Sao Paulo accueillera la sixième et dernière épreuve de F1 Sprint de la saison, marquant la troisième année consécutive où Interlagos a organisé le format alternatif.

Guenther Steiner – Directeur de l’équipe :

Deux courses se sont écoulées depuis l’introduction de la mise à jour de la VF-23. Quelles données et quels enseignements l’équipe en a-t-elle tirés, à la fois pour les performances immédiates et pour l’itération de la saison prochaine ?

« Les principaux enseignements sont que nous attendions peut-être un peu plus de la mise à jour, mais c’est encore un peu en dents de scie parce qu’Austin était un week-end de Sprint avec peu d’essais, et que le Mexique avait une altitude très élevée. Nous n’avions pas assez de force portante le week-end dernier, donc je ne suis pas encore arrivé à une conclusion complète, mais les attentes étaient un peu plus élevées, même si cela nous donne la bonne direction pour l’année prochaine.

Sao Paulo marque le dernier Sprint de cette saison – maintenant qu’ils sont devenus une caractéristique familière du calendrier – quelles sont vos pensées et quels changements feriez-vous pour la saison prochaine ?

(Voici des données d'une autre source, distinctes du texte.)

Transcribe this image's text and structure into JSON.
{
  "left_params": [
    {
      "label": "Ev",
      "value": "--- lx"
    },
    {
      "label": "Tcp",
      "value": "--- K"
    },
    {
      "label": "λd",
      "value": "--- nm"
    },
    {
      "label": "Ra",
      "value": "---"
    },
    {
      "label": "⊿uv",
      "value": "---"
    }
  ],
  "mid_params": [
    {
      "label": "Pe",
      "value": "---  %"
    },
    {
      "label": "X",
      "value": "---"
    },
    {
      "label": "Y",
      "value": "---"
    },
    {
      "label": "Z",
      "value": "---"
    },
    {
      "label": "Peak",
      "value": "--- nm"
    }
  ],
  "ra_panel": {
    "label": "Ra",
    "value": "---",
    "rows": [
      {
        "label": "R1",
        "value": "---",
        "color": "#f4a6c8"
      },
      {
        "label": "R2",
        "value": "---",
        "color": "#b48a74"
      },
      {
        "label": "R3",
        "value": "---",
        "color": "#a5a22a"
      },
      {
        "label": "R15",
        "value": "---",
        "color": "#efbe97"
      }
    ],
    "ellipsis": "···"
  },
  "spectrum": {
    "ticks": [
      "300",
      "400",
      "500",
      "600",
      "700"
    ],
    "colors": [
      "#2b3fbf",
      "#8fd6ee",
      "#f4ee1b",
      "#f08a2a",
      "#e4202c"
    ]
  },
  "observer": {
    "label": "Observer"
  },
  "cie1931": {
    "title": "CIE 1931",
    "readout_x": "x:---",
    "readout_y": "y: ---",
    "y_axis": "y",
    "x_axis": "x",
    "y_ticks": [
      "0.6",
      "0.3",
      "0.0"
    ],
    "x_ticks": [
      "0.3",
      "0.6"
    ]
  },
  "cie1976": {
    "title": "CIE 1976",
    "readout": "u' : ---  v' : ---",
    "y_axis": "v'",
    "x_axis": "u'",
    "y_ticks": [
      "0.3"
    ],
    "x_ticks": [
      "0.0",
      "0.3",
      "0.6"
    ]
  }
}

« Je pense qu’une chose que nous faisons trop souvent, c’est de tirer des conclusions hâtives après un événement. Si c’était un bon événement, c’était génial, et si c’était un mauvais événement, c’était très mauvais. Nous généralisons un peu trop et nous devons réfléchir un peu plus. Peut-être que les qualifications du vendredi pour la course de dimanche sont un peu trop éloignées et que cela peut troubler les gens. Nous devons réfléchir à la manière de rendre les choses plus claires pour les spectateurs. Dans l’ensemble, je suis d’accord avec les week-ends Sprint si c’est bon pour les fans et les téléspectateurs, et c’est à la FOM d’en décider car elle dispose de toutes les données.

Nous ne pouvons pas parler du Brésil sans mentionner notre propre pilote brésilien, Pietro Fittipaldi, pilote d’essai et de réserve. Avec l’annonce de l’obtention par Pietro d’un volant à temps plein en IndyCar, quel est l’impact sur son rôle au sein de l’équipe et quelle a été votre réaction lorsqu’il a obtenu un volant à temps plein ?

« Pietro fait partie de la famille Haas, et tout le monde est très heureux qu’il obtienne un volant à temps plein en IndyCar, parce qu’il pourra alors au moins aller sur le terrain et concourir à un très haut niveau. La question de savoir s’il fera partie de l’équipe l’année prochaine dépend un peu du calendrier et de ce qui correspond ou non, mais comme je l’ai dit, il fait partie de notre famille, alors si possible, nous essaierons de le garder à bord. »

Kevin et Nico ont tous deux décroché la pole position à Interlagos. Alors que nous arrivons à la fin de la saison, quelle est votre évaluation du duo pour leur première saison ensemble ?

« Kevin et Nico travaillent très bien ensemble et il y a du respect entre eux. Il y a de la compétition, mais elle se déroule sur un pied d’égalité. Je suis donc très content d’eux et du duo que nous formons. Avant de prendre Nico à bord pour cette année, nous avons parlé avec Kevin et il était très heureux d’avoir un coéquipier comme Nico.